Le rapport a également et en même temps ignoré les faits contenus dans d'autres rapports des organisations égyptiennes de la société civile, y compris le rapport publié par le Centre Ibn Khaldoun et le rapport de la commission d'enquête formée par le Conseil national des droits de l'homme qui avaient abordé objectivement les mesures prises par les autorités égyptiennes, d’autant plus que le délogement des deux sit-in était sur décision du Parquet général, et après avoir prié les manifestants, leur avoir donné la chance d’une sortie sûre et leur avoir fourni les moyens de transport pour les faire sortir de la zone du sit-in, et sur l’engagement de toutes les instances à appliquer la loi selon les règles juridiques et les normes internationales et éthiques reconnus sur le délogement de tel sit-in.

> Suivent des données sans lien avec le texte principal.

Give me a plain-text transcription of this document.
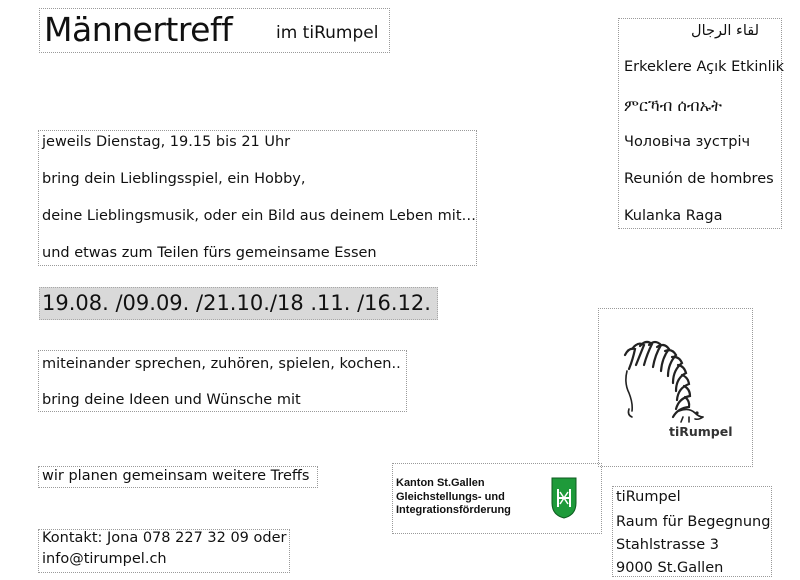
Männertreff	im tiRumpel	لقاء الرجال
Erkeklere Açık Etkinlik
ምርኻብ ሰብኡት
Чоловіча зустріч
Reunión de hombres
Kulanka Raga
jeweils Dienstag, 19.15 bis 21 Uhr
bring dein Lieblingsspiel, ein Hobby,
deine Lieblingsmusik, oder ein Bild aus deinem Leben mit…
und etwas zum Teilen fürs gemeinsame Essen
19.08. /09.09. /21.10./18 .11. /16.12.
miteinander sprechen, zuhören, spielen, kochen..
bring deine Ideen und Wünsche mit
wir planen gemeinsam weitere Treffs
Kontakt: Jona 078 227 32 09 oder
info@tirumpel.ch
tiRumpel
Kanton St.Gallen
Gleichstellungs- und
Integrationsförderung
tiRumpel
Raum für Begegnung
Stahlstrasse 3
9000 St.Gallen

Le rapport a également omis que le délogement a eu lieu après l'échec de tous les efforts politiques et populaires pour persuader les sittineur de déloger pacifiquement afin de préserver la sécurité et l'ordre public, vu les plaintes multipliées et la consternation des habitants de la zone contre les sittineur qui se servaient de deux  lieux de sit-in pour lancer des marches non pacifiques, devenu ainsi un foyer criminel, terrorisant et agressant les sécurisés, ciblant les services vitaux et constituant ainsi une violation de nombreux droits de l'homme et des libertés fondamentales.

Le gouvernement égyptien appelle ladite organisation à veiller à l'exactitude et à l'impartialité, à s'engager à l'objectivité et au professionnalisme en traitant des sujets concernant la conjoncture en Egypte, de façon à ne pas mettre en cause sa crédibilité, ses objectifs et sa méthodologie de travail, surtout à l’ombre de l'obstination des représentants de l'organisation à visiter le pays et à publier son rapport en concomitance avec des mouvements suspects de la Confrérie des Frères et de ses partisans, laquelle exerce la violence et le terrorisme contre l’Etat égyptien et appelle à mener le chaos au moment de la visite.

Le gouvernement égyptien réitère l’affirmation de son plein respect des droits de l'homme et des libertés fondamentales, conformément à la Constitution égyptienne de l’année 2014 et en conformité à ses obligations internationales en vertu du droit international pour les droits de l'homme.